But another loss, after they dropped a game against the Blues in Auckland, could have them with a disposition more akin the weather conditions today - a miserable mix of snow and driving rain which has likely made everyone thankful of the roof over the stadium.
"They kick the ball more than anyone," Farrell said of the southerners. "I watched the Highlanders play the Crusaders right at the start of the season when the Crusaders won the game right at the end like they did a couple of weeks ago.
"The pace that they play with on the back of an attacking kicking game is great to watch, actually.
"We've got to be in control of how we want to play the game and be ready for their break-neck speed. This is the type of test that we want because this is exactly what the All Blacks are good at."
Of the 12-3 win over the Crusaders at AMI Stadium, he said: "It's always nice to win and to win in the manner we did was great."
Which brings us to a pre-tour pact the Lions made which forbade moaning about game schedules, travel schedules, referees, and so on.
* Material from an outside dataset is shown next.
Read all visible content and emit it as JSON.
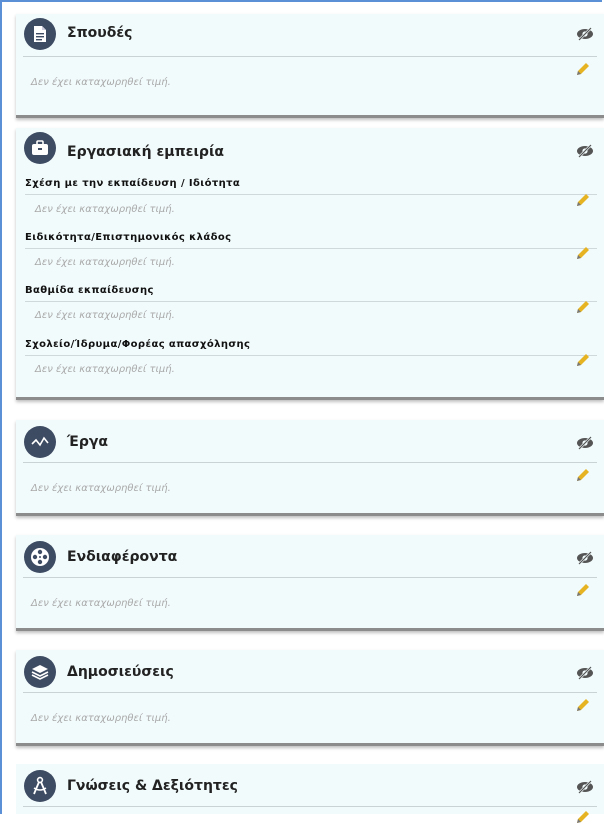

"The one thing that we discussed before we left for these shores," Farrell said, "was there would be no bitching and moaning about anything. We get on with it. This is the schedule. We know the schedule. We know the travel... that's what touring's all about. That's what we embrace as a tourist. Preparation is never ideal but it is what it is for us."
A case could be made for saying that head coach Warren Gatland has already broken that.
He arrived back to his native New Zealand full of cheer, but became prickly after only one match - the Lion's scratchy win over the Provincial Barbarians, when he was caught moaning on tape after a press conference about the apparent need to defend his tactics, and there was a hint of it on arrival in Dunedin, too, when asked to explain his team's attacking record on this tour: two tries in three games.
"We're building here," Gatland said. "The team's been together for just over a week. This is the sixth hotel we've been in since we've been in New Zealand."
Gatland appears taken aback by the level of scrutiny on him and his team by the New Zealand rugby public and media, but perhaps forgets that those same standards apply to the All Blacks.
Some of his responses - blaming jetlag, travel, and a lack of combinations - will have been designed to protect his players. But it's probably time for him to become a little more ruthless, like the Lions were at AMI Stadium. As Farrell said, it's time to just get on with it.